Saturday, June 30, 2012

Navy Bean Soup with Kielbasa and Homemade Vegetable Stock



Whenever I make soup, I always buy a couple of those boxes of chicken or vegetable broth from the grocery store. They're a cut above the sodium-laden canned stuff, but lots of cooks swear by making their own. I just never took the time to do it, until now.


I also tend to use canned beans. It's just easier. But lots of cooks swear by the dried kind for delivering better texture and flavor. As a kid, I used to make black bean soup with dried beans, which meant thinking ahead to make sure they soaked overnight. This recipe doesn't require overnight soaking, although you do need 15 minutes of cooking time, plus an hour soak. So while it's still not a quick fix, it doesn't mean dinner is off if you didn't remember to soak the beans before you went to bed.


There's no one right way to make vegetable stock. After all, it's just liquid flavored by vegetables, herbs and seasoning. The possibilities are endless. For mine, I chose fennel as the centerpiece flavor, using both the bulb and the stalks. Potato helps give the stock some body from leaching some of its starch. A hearty blend of herbs adds some refinement and green notes.


Feel free to use less salt if that's something you're concerned about. After I'd added the tablespoon, I was concerned it was too much, but then I did the math and figured out it was only slightly more than the "reduced sodium" brands of broth and way way less than the amount in those dried chicken stock cubes.

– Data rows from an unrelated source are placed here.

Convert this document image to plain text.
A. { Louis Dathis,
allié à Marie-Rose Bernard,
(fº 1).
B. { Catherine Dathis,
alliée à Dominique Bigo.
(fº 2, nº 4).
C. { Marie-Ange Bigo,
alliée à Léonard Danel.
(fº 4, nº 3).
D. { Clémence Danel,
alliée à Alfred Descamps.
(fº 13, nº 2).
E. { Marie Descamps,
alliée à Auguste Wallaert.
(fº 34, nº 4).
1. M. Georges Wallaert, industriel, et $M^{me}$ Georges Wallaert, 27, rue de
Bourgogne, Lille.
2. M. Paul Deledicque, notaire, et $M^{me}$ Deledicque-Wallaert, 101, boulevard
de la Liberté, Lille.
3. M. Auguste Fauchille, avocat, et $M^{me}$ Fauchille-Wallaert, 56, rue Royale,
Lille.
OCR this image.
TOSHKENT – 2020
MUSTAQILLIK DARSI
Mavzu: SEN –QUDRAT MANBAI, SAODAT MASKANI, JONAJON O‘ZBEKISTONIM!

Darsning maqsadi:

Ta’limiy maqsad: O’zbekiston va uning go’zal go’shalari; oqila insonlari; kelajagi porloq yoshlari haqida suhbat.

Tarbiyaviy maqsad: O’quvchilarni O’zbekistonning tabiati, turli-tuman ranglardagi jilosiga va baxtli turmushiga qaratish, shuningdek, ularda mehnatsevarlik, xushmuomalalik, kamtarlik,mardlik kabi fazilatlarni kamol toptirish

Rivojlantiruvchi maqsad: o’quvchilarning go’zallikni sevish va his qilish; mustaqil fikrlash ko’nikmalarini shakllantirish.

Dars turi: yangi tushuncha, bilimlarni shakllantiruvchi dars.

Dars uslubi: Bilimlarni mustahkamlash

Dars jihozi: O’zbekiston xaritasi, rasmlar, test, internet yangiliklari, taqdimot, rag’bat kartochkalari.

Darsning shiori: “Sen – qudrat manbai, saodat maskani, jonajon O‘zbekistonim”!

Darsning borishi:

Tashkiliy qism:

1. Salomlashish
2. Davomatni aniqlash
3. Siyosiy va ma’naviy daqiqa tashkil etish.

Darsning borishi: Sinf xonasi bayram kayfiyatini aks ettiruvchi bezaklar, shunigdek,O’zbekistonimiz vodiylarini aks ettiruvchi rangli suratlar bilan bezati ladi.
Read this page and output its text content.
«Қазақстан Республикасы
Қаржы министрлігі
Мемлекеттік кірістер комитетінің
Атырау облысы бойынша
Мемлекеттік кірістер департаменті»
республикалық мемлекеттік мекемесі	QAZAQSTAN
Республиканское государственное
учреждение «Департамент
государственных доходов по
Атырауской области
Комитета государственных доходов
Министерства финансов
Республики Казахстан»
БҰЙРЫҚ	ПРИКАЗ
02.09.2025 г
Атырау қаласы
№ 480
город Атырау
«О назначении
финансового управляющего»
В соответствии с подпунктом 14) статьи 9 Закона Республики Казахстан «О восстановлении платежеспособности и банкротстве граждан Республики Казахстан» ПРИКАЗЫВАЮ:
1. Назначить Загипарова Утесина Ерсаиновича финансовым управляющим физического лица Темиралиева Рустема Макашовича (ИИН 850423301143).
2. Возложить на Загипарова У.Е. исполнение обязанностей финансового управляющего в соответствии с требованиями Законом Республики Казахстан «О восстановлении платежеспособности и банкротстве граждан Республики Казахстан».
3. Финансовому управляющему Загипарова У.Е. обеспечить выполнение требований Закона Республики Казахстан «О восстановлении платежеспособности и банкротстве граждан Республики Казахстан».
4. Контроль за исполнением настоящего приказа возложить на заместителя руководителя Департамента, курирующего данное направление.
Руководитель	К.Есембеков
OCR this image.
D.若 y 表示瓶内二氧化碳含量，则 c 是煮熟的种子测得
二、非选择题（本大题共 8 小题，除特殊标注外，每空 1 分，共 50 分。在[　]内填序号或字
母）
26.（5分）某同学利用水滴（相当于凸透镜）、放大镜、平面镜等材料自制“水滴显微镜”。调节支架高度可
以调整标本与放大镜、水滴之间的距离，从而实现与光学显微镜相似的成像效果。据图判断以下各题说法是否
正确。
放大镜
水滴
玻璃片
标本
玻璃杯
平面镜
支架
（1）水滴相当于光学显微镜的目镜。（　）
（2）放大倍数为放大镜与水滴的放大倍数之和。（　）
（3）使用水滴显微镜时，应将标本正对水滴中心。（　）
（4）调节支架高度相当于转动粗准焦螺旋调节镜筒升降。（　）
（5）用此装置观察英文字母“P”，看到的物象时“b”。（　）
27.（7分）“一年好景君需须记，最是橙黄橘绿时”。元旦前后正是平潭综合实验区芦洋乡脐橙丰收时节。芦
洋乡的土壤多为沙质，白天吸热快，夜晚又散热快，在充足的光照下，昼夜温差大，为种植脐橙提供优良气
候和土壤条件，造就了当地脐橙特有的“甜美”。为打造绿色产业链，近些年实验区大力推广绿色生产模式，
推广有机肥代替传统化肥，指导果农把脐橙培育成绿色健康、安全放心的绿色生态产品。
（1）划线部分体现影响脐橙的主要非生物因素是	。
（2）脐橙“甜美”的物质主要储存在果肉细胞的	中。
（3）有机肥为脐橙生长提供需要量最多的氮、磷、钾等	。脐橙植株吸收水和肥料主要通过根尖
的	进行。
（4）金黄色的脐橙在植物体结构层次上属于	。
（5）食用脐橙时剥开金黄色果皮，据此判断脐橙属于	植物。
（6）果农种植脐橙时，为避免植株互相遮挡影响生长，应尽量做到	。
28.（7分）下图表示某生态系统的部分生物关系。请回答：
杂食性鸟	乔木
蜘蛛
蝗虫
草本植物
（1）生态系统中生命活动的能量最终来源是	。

When making the soup, I didn't add any herbs, since so many herbs were used to make the stock. You certainly could finish the soup with a sprinkle of chopped Italian parsley or fennel fronds, for example.

Navy Bean Soup with Kielbasa and Homemade Vegetable Stock
Inspired by Navy Bean Soup, Food Network

1 lb. dried navy beans, rinsed and picked over
2 tbsp. olive oil
1 fennel bulb, chopped
3 garlic cloves, smashed (i.e. hit with the flat side of a chef's knife)
2 small or 1 large sweet onion, chopped
1 tomato, chopped
1 kielbasa sausage, cut into 1/4-inch slices
1/2 tsp. smoked paprika
6 cups of vegetable stock, see recipe below (plus extra stock or water to cover vegetables if needed)

1. Place beans in a large (4-quart) saucepan covered with 2 inches of water. Bring to boil then reduce heat and simmer for about 5 minutes. Remove from heat, cover and let sit for an hour. Drain before adding to soup pot.

2. In dutch over or other large pot, heat olive oil over medium heat. Add fennel, garlic and onions and sauté until softened and starting to take on some color. Add the tomatoes and kielbasa, and continue cooking a couple minutes. Add the cooked, drained beans, smoked paprika and the vegetable stock, adding extra stock or water if needed to cover the ingredients. Bring to boil, reduce heat, cover and simmer gently for about 60 to 90 minutes until the beans are tender.

3. If desired, stick an immersion blender in the soup and pulse a few times to thicken it. Taste and adjust seasoning before serving.

Vegetable Stock
(makes 6 cups)

10 cups of water
1 whole fennel, bulb cored and chopped, stalks chopped (use fronds too if desired)
1 large sweet onion, chopped (include onion greens if you have them)
2 carrots, chopped
3 garlic cloves, crushed
1 russet potato, peeled and cubed
Mix of hearty herbs (rosemary, Italian parsley, lemon thyme), added whole or coarsely chopped
1 tbsp. salt
Pepper to taste

1. Add all ingredients to a large pot. Bring to boil then reduce heat and simmer, covered, for about 2 hours. Strain the liquid and refrigerate until ready to use.

1 comment:

  1. I love when you make soup and I'm glad you do it, even in the summertime. This one was really good.